The barriers are real and deeply felt. They absolutely need addressing as part of realising equitable and full lives for disabled people. I would absolutely advocate for the removal of all barriers that inhibit us from exploring sexuality or entering sexual relationships as equals to non-disabled people. Yet the tone of public conversation makes me wary. On the rare occasions we do talk about disability and sex it is either to highlight the barriers or to equivocate about sex work. Advocacy which claims the act of sex as something we are entitled to often misses the fact that good sex should be a negotiation, a social interaction. Nobody – including those who work in the sex industry – owes it to anyone.
Sex work as a way for disabled people to access sex has been brought to popular attention by films like The Sessions or Scarlet Road. The Sessions was a dramatization of Mark O’Brien’s life; a man with polio who decided he wanted to have sex before he died. Scarlet Road is a documentary about an Australian sex worker who visits disabled clients. Stories like these have a lot of value in terms of amplifying the “Yes we can” message. For many disabled people working with sex workers – or, in O’Brien’s case, a sexual surrogate – provides intimacy they may not have and the opportunity to explore their own bodies, take “safe-risks”. But these stories are told into a context where sex workers continue to be stigmatised and so do disabled people.
When this is made the dominant narrative, it allows the rest of “able” society off the hook in terms of examining its own prejudices.
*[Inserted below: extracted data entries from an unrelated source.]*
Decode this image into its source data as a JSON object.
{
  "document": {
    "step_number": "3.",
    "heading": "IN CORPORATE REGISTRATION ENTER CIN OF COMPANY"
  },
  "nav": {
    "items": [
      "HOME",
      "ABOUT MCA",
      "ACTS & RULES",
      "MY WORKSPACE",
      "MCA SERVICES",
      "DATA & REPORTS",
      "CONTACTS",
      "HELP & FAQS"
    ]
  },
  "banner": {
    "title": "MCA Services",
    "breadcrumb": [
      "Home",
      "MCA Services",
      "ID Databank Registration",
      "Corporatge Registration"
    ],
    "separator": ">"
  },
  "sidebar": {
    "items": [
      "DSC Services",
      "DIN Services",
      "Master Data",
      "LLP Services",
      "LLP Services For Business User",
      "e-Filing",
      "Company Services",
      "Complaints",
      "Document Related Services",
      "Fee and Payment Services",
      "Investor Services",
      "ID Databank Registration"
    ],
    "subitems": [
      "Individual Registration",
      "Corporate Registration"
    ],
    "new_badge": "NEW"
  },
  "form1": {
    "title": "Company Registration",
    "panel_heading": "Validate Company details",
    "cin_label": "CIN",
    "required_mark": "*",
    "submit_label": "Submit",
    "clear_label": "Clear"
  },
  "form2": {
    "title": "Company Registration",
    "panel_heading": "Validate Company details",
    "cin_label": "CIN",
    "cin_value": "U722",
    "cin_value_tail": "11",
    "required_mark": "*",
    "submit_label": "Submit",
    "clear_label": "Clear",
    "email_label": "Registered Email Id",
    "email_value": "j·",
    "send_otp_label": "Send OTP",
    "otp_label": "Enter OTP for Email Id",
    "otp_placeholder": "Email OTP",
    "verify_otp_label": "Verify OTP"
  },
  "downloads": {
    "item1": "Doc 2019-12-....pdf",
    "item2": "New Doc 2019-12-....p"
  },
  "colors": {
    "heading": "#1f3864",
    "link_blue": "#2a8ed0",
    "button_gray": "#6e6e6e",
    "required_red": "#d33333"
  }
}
Instead of asking hard questions about attitudinal, social, educational and physical barriers that exist to all people being full sexual citizens – we outsource. We tell sex workers that there are morally more and less acceptable ways of doing their jobs, instead of constantly supporting them in their choice of work.
Disabled people, we say to ourselves, are entitled to sex as a service, the uncomplicated meeting of a need. But as partners, lovers in their own right?
There is another story, too, a story that we tell less often – maybe because it is more mundane.
This is the idea that disabled people can and do have sex – without the help of any support or sex workers. We are straight, queer, alone, together. We are partners, lovers, parents and all the rest. It is the kind of conversation that is happening privately, or being just lived. It is the mundane story we need to make sure people know is out there too.
Because after we understand that “Yes we can” we ask: how? And we have to know there is not one reality of sex and disability but many. The more varied the stories we tell, the more will seem possible to the disabled kid in their sex ed class, as well as to their potential partners.